Source code for vformer.attention.cross

import torch
import torch.nn as nn
from einops import rearrange, repeat

from ..utils import ATTENTION_REGISTRY


[docs]@ATTENTION_REGISTRY.register()
class CrossAttentionWithClsToken(nn.Module):
    """
    Cross-Attention with Cls Token introduced in Paper: CrossViT: `Cross-Attention Multi-Scale Vision Transformer for Image Classification <https://arxiv.org/abs/2103.14899>`_

    In Cross-Attention, cls token from one branch and patch token from another branch are fused together.

    Parameters
    -----------
    cls_dim: int
        Dimension of cls token embedding
    patch_dim: int
        Dimension of patch token embeddings cls token to be fused with
    num_heads: int
        Number of cross-attention heads
    head_dim: int
        Dimension of each head

    """

    def __init__(self, cls_dim, patch_dim, num_heads=8, head_dim=64):
        super().__init__()

        inner_dim = num_heads * head_dim
        self.num_heads = num_heads
        self.scale = head_dim**-0.5
        self.fl = (
            nn.Linear(cls_dim, patch_dim) if not cls_dim == patch_dim else nn.Identity()
        )
        self.gl = (
            nn.Linear(patch_dim, cls_dim) if not cls_dim == patch_dim else nn.Identity()
        )

        self.to_k = nn.Linear(patch_dim, inner_dim)
        self.to_v = nn.Linear(patch_dim, inner_dim)
        self.to_q = nn.Linear(patch_dim, inner_dim)
        self.cls_project = (
            nn.Linear(inner_dim, patch_dim) if inner_dim != patch_dim else nn.Identity()
        )

        self.attend = nn.Softmax(dim=-1)

[docs]    def forward(self, cls, patches):
        """

        Parameters
        ----------
        x: torch.Tensor
            Input tensor
        cls: torch.Tensor
            CLS token from one branch
        patch: torch.Tensor
            patch tokens from another branch
        Returns
        ----------
        torch.Tensor
            Returns output tensor by applying cross attention on input tensor

        """
        h = self.num_heads
        cls = self.fl(cls)

        x = torch.cat([cls, patches], dim=-2)
        q = self.to_q(cls)
        k = self.to_k(x)
        v = self.to_v(x)
        k = rearrange(k, "b n (h d) -> b h n d", h=h)
        q = rearrange(q, "b n (h d) -> b h n d", h=h)
        v = rearrange(v, "b n (h d) -> b h n d", h=h)

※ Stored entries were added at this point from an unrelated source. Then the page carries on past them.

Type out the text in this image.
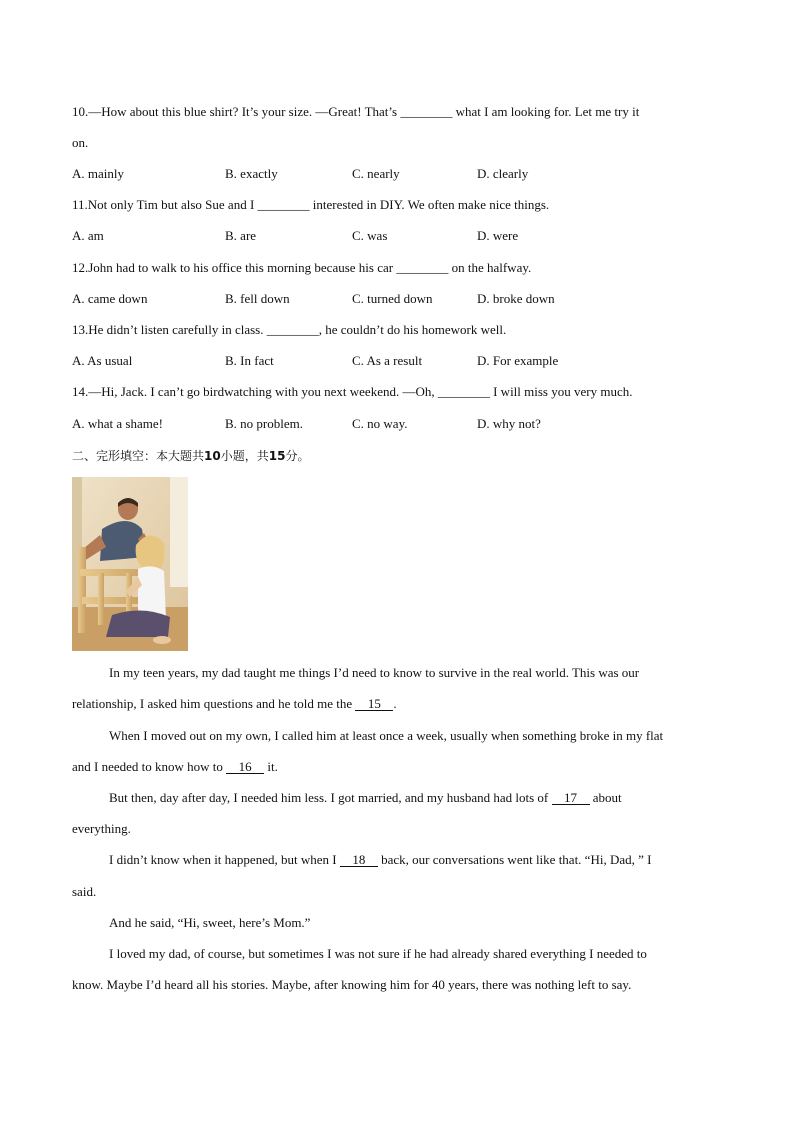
10.—How about this blue shirt? It’s your size. —Great! That’s ________ what I am looking for. Let me try it
on.
A. mainly	B. exactly	C. nearly	D. clearly
11.Not only Tim but also Sue and I ________ interested in DIY. We often make nice things.
A. am	B. are	C. was	D. were
12.John had to walk to his office this morning because his car ________ on the halfway.
A. came down	B. fell down	C. turned down	D. broke down
13.He didn’t listen carefully in class. ________, he couldn’t do his homework well.
A. As usual	B. In fact	C. As a result	D. For example
14.—Hi, Jack. I can’t go birdwatching with you next weekend. —Oh, ________ I will miss you very much.
A. what a shame!	B. no problem.	C. no way.	D. why not?
二、完形填空：本大题共10小题，共15分。
In my teen years, my dad taught me things I’d need to know to survive in the real world. This was our
relationship, I asked him questions and he told me the 15 .
When I moved out on my own, I called him at least once a week, usually when something broke in my flat
and I needed to know how to 16 it.
But then, day after day, I needed him less. I got married, and my husband had lots of 17 about
everything.
I didn’t know when it happened, but when I 18 back, our conversations went like that. “Hi, Dad, ” I
said.
And he said, “Hi, sweet, here’s Mom.”
I loved my dad, of course, but sometimes I was not sure if he had already shared everything I needed to
know. Maybe I’d heard all his stories. Maybe, after knowing him for 40 years, there was nothing left to say.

        attention = torch.matmul(q, k.transpose(-1, -2)) * self.scale
        attention = self.attend(attention)
        attention_value = attention @ v
        attention_value = rearrange(attention_value, "b h n d -> b n (h d)")
        attention_value = self.cls_project(attention_value)

        ycls = cls + attention_value
        ycls = self.gl(ycls)

        return ycls


[docs]@ATTENTION_REGISTRY.register()
class CrossAttention(nn.Module):
    """
    This variant of Cross Attention is iteratively used in Perciever IO.

    In Cross-Attention, cls token from one branch and patch token from another branch are fused together.

    Parameters
    ----------
    query_dim: int
        Dimension of query array
    context_dim: int
        Dimension of context array
    num_heads: int
        Number of cross-attention heads
    head_dim: int
        Dimension of each head

    """

    def __init__(self, query_dim, context_dim, num_heads=8, head_dim=64):
        super().__init__()

        inner_dim = num_heads * head_dim
        self.num_heads = num_heads
        self.scale = head_dim**-0.5
        self.to_q = nn.Linear(query_dim, inner_dim)
        self.to_k = nn.Linear(context_dim, inner_dim)
        self.to_v = nn.Linear(context_dim, inner_dim)
        self.to_out = (
            nn.Linear(inner_dim, query_dim)
            if not inner_dim == query_dim
            else nn.Identity()
        )
        self.attend = nn.Softmax(dim=-1)

[docs]    def forward(self, x, context, mask=None):
        h = self.num_heads
        q = self.to_q(x)
        k = self.to_k(context)
        v = self.to_v(context)
        k = rearrange(k, "b n (h d) -> b h n d", h=h)
        q = rearrange(q, "b n (h d) -> b h n d", h=h)
        v = rearrange(v, "b n (h d) -> b h n d", h=h)

        attention = torch.matmul(q, k.transpose(-1, -2)) * self.scale

        if mask is not None:
            mask = rearrange(mask, "b ... -> b (...)")
            max_neg_value = -torch.finfo(attention.dtype).max
            mask = repeat(mask, "b j -> b h () j", h=h)
            attention.masked_fill_(~mask, max_neg_value)

        attention = self.attend(attention)
        attention_value = attention @ v
        attention_value = rearrange(attention_value, "b h n d -> b n (h d)")

        return self.to_out(attention_value)